Lawyers anticipate more lawsuits against owner, builders and manager of building

A preliminary hearing was held on Tuesday in the law suit being taken by the families of those killed and injured in the Berkeley balcony collapse.

Details of the case were discussed when judge Brad Seligman met with attorneys for both sides.

Last month the case was consolidated and granted "complex" status - an action under California law aimed at streamlining complicated cases which require exceptional judicial management.

The balcony collapse in Berkeley last June killed six Irish students and left another seven seriously injured.


There are at least 13 pending lawsuits related to the fourth-floor balcony collapse last June at a unit near the University of California’s Berkeley campus.

All but one of the students killed or injured in the collapse were from Ireland and staying in Berkeley on a J-1 visa.

“We’re at a very early stage” of the case, the judge said, who did not issue any formal rulings at the hearing. A new hearing to discuss the details of the case will take place on February 23rd.

The judge also said he was a little unclear on the nature of the agreed-upon consolidation - namely, whether it contemplates all pre-trial purposes, or for all purposes related to the trial.

The exact nature of the consolidation is to be determined later.

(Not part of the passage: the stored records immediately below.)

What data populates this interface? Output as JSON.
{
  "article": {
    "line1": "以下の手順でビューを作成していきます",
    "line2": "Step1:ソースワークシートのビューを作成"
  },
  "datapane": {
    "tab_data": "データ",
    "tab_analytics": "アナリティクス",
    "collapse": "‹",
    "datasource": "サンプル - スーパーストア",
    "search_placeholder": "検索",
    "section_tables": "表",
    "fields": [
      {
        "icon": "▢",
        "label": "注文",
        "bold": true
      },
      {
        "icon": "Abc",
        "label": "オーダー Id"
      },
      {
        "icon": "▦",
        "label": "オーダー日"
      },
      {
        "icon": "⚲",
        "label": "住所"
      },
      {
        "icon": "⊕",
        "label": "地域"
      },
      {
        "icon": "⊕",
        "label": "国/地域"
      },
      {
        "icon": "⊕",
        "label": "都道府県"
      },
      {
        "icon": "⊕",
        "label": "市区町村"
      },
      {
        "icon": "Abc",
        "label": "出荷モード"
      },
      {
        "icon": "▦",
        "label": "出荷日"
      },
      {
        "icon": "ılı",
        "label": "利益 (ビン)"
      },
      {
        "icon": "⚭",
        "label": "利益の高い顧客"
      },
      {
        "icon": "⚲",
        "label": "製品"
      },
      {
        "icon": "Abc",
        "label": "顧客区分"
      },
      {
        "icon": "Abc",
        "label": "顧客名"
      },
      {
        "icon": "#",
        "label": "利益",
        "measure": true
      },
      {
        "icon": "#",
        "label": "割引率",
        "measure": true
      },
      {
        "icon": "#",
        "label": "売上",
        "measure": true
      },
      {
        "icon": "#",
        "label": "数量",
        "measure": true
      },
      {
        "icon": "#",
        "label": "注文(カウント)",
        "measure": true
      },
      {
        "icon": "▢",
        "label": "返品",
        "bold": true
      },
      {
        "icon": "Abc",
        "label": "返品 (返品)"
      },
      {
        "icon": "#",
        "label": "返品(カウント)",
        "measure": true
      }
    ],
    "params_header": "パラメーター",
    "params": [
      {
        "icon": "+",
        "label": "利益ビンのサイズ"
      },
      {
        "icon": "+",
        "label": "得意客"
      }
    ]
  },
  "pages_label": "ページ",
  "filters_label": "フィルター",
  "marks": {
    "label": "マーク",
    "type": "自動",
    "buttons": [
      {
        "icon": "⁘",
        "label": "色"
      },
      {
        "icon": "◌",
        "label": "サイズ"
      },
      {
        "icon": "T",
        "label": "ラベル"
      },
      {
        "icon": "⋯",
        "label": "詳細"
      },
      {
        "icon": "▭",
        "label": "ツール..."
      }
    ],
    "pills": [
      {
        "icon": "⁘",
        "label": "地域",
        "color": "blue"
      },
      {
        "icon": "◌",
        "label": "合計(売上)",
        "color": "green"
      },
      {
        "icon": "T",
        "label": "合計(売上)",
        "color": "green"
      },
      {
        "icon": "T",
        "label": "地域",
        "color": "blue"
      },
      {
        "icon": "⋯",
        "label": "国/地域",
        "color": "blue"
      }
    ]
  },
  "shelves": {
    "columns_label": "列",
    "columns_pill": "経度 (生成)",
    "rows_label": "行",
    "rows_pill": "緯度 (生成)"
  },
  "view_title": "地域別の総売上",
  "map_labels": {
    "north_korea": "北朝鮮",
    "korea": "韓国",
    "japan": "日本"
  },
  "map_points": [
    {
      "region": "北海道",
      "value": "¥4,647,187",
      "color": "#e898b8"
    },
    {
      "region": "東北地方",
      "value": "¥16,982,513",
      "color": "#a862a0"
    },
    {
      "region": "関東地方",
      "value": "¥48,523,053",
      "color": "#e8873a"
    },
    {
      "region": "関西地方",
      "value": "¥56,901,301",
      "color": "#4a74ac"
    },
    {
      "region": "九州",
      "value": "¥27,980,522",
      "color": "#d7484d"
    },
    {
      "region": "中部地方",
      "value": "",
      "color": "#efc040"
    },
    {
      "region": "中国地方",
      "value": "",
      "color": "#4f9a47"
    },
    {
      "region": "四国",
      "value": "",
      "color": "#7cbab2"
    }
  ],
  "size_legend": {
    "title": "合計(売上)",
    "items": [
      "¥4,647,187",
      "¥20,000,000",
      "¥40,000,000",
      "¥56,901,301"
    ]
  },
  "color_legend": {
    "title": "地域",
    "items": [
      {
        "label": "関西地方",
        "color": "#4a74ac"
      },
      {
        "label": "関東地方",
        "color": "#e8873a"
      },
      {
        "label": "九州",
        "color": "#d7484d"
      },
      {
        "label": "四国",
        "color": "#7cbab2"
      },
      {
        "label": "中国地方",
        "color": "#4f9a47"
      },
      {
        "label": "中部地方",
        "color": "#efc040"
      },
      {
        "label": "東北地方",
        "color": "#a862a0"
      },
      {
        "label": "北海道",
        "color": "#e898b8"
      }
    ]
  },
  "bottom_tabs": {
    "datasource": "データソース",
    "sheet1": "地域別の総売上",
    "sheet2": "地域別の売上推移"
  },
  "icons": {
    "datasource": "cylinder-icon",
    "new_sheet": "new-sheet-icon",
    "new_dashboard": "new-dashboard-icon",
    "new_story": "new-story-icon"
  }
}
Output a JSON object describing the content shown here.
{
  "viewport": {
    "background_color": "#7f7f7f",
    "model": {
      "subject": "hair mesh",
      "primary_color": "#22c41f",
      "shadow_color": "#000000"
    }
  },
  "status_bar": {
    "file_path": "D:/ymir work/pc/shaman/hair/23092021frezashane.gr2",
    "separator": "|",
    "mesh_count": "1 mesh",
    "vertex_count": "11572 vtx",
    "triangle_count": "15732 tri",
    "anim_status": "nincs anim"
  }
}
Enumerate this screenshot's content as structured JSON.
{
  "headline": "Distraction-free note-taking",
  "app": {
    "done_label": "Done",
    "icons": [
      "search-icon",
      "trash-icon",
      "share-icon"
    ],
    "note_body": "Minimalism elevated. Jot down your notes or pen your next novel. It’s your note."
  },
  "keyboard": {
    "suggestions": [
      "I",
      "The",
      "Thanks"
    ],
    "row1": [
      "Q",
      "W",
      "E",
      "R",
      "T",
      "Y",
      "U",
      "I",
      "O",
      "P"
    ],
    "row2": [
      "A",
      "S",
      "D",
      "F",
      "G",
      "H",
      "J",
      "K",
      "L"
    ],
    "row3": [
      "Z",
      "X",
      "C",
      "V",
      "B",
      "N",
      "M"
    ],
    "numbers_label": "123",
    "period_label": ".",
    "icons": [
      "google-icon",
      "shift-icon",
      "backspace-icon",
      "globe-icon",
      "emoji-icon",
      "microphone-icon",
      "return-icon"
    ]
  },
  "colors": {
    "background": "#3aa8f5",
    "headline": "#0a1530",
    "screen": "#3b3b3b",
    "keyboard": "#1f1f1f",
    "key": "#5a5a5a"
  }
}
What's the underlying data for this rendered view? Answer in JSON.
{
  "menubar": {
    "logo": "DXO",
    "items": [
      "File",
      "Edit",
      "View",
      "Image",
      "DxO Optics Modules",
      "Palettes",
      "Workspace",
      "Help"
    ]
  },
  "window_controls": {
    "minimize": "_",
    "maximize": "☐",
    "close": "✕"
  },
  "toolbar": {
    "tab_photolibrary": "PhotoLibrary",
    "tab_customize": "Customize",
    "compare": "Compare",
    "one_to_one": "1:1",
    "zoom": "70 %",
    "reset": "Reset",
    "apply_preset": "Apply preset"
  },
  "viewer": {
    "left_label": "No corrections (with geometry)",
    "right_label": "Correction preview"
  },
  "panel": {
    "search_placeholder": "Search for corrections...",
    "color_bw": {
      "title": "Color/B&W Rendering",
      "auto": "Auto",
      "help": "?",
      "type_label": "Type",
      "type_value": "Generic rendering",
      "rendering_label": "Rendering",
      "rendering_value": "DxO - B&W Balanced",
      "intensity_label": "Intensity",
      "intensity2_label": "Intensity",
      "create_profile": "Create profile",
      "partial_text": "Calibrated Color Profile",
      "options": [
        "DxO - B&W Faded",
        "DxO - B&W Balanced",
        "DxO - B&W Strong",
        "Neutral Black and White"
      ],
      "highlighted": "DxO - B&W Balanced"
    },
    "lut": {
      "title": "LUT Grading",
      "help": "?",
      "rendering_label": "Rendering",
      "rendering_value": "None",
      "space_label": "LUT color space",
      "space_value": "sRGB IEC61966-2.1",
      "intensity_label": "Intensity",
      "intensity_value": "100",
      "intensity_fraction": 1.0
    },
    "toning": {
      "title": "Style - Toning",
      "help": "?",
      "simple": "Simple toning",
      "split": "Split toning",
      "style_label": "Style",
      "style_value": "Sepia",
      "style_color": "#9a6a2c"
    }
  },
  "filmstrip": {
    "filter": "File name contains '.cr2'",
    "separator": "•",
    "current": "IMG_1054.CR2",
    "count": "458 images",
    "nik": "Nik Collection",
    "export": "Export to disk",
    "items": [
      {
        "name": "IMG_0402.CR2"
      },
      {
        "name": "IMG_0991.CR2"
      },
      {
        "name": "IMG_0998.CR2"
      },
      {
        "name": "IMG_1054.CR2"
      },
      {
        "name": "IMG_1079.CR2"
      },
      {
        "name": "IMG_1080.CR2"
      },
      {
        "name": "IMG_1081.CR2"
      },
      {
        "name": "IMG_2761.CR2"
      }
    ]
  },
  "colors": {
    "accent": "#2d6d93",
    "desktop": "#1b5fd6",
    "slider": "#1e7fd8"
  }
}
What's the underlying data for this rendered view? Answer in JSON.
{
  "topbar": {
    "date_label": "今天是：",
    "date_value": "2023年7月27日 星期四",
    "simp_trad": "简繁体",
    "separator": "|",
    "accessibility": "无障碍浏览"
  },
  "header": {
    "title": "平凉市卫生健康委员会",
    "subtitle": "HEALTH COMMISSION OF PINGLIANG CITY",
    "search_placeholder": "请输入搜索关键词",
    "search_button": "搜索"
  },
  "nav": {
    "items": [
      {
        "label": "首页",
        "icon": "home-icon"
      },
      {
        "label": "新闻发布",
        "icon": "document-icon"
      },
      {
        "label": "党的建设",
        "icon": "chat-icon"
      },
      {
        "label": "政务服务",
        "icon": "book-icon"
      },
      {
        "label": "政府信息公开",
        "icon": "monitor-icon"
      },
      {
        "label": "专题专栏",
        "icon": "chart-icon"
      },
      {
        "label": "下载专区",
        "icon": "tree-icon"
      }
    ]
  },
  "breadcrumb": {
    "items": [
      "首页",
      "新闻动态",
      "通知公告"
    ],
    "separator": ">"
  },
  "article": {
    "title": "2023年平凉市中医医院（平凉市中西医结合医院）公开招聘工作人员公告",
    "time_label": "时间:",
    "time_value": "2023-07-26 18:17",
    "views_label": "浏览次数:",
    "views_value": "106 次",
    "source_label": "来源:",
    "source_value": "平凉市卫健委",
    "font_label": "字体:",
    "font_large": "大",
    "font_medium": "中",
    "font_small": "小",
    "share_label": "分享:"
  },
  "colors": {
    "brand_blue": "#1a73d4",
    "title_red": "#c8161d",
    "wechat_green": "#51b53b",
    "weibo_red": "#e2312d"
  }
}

Lawyers for one of the survivors have previously said they anticipate additional lawsuits against the owner, builders and manager of the Berkeley building and more than 30 other companies to be filed on behalf of the students who rented the unit where the collapse occurred.

The San Francisco-based law firm Walkup, Melodia, Kelly & Schoenberger represents all but one of wrongful death plaintiffs and all seven injured plaintiffs; all of whom are from Ireland.

Another San Francisco-based law firm, Rains Lucia Stern, represents the wrongful death plaintiffs who reside in California.

The defendants in the case include Segue Construction, the California-based company that built the balcony.

In addition to the lawsuits, Segue and other parties might face a criminal investigation by the Alameda County District Attorney’s Office, which has jurisdiction over Berkeley.

An attorney for the plaintiffs pointed out on Tuesday that the site of the collapse remains under the control of the District Attorney’s office.

District Attorney Nancy O’Malley stated last year that officials would look into what degree of negligence could be demonstrated, a move that could possibly lead to involuntary manslaughter charges against the defendants.

“We understand the District Attorney’s office has invested a substantial amount of time and substantial resources” to investigating the collapse, the plaintiff attorney said.

It remains unclear how the litigation into the balcony collapse would be affected in the event the District Attorney’s office were to bring criminal charges against any or all of the defendants.

An attorney for the plaintiffs refused to speculate as to any possible scenarios that could arise.